Nasıl tepki verileceği her zaman özneldirve çoğu durumda etkileşim basitçe acı çeker. Ya da belirli bir süre için, örneğin bir köpek yavrusu olana kadar veya sahiplenildiği ilk günlerde kabul edilebilir ve sonra aniden değişerek kaçma, kaçınma veya belki de hırlama olabilir. Bununla birlikte, bizi uyarması gereken, yalnızca istenmeyen tepkilerin korkusu değil, aynı zamanda köpeğin sakinleştirici sinyallerle rahatsızlığını ifade etmesidir.
Bu nedenle, öncelikle onu nasıl koruyacağınızı ve onu nasıl anladığınızı hissettireceğinizi düşünmek doğrudur.
Seçimi köpeğe bırakın
Ama ne yapmalı? Bu durumlarda temel, boşluklara saygıdır. Mesafeleri azaltmak mı yoksa okşanmak ve dokunulmak mı istediğini anlamamızı sağlayan arkadaşımız olmalı. Bu nedenle, ona her zaman uzak durmayı veya uzaklaşmayı seçme olanağını bırakmalıyız. Bu nedenle, biz dar bir alandaysak veya kendisi kaçış yolu olmayan bir yerdeyse, örneğin bir köşede, bir masanın altında veya hatta bazen köpek kulübesindeyse fazla yaklaşmamak daha iyidir.

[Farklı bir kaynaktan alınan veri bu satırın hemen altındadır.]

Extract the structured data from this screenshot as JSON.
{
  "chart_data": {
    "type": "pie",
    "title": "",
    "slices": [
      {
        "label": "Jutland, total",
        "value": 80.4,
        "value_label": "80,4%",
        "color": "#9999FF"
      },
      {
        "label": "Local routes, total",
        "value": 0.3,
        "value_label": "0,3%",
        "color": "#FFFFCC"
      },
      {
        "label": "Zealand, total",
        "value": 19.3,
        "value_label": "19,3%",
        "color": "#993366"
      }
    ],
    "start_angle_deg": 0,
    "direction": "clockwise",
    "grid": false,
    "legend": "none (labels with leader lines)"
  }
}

Özellikle bir yabancıyla veya bir çocukla uğraşıyorsa, zamanına saygı duymak ve doğru bir tutum benimsemek de çok önemlidir..
Bu, ona önden bakmamak ve ona dokunmak için ellerinizi uzatmak değil, kendinizi yan olarak konumlandırmak, gözlerinin içine bakmamak ve yaklaşmak istiyorsa onu davet ederek her birini koklayabilmesi için zaman bırakmak anlamına gelir. önce sessizce. Bazen eğilmek veya oturmak da yardımcı olabilir, bu özellikle daha küçük veya daha korkak köpeklerde güvence görevi görebilir.
Son olarak, yiyecek bir şeyler gibi küçük bir hediye sunmak bile bazı durumlarda yardımcı olabilir. Hatta yemek yemeyi reddetmek bir rahatsızlık halinin göstergesi olabilir.
Her halükarda aklımızda tutmamız gereken bir şey var: Huzurlu bir ilişkinin temeli her zaman ve her şeyden önce güvendir ve bu güvenin temeli, onun niyetlerimizi anlamasını sağlamaktır.
Yapmamız en muhtemel hatalardan biri, doğru zamanlara saygı göstermemek ve köpeğin o anda beklemediği veya istemediği bir şeyi yapmaktır. Örneğin, aniden ona doğru hareket etmek veya yakınına gelir gelmez ona dokunmaya çalışmak doğru değildir.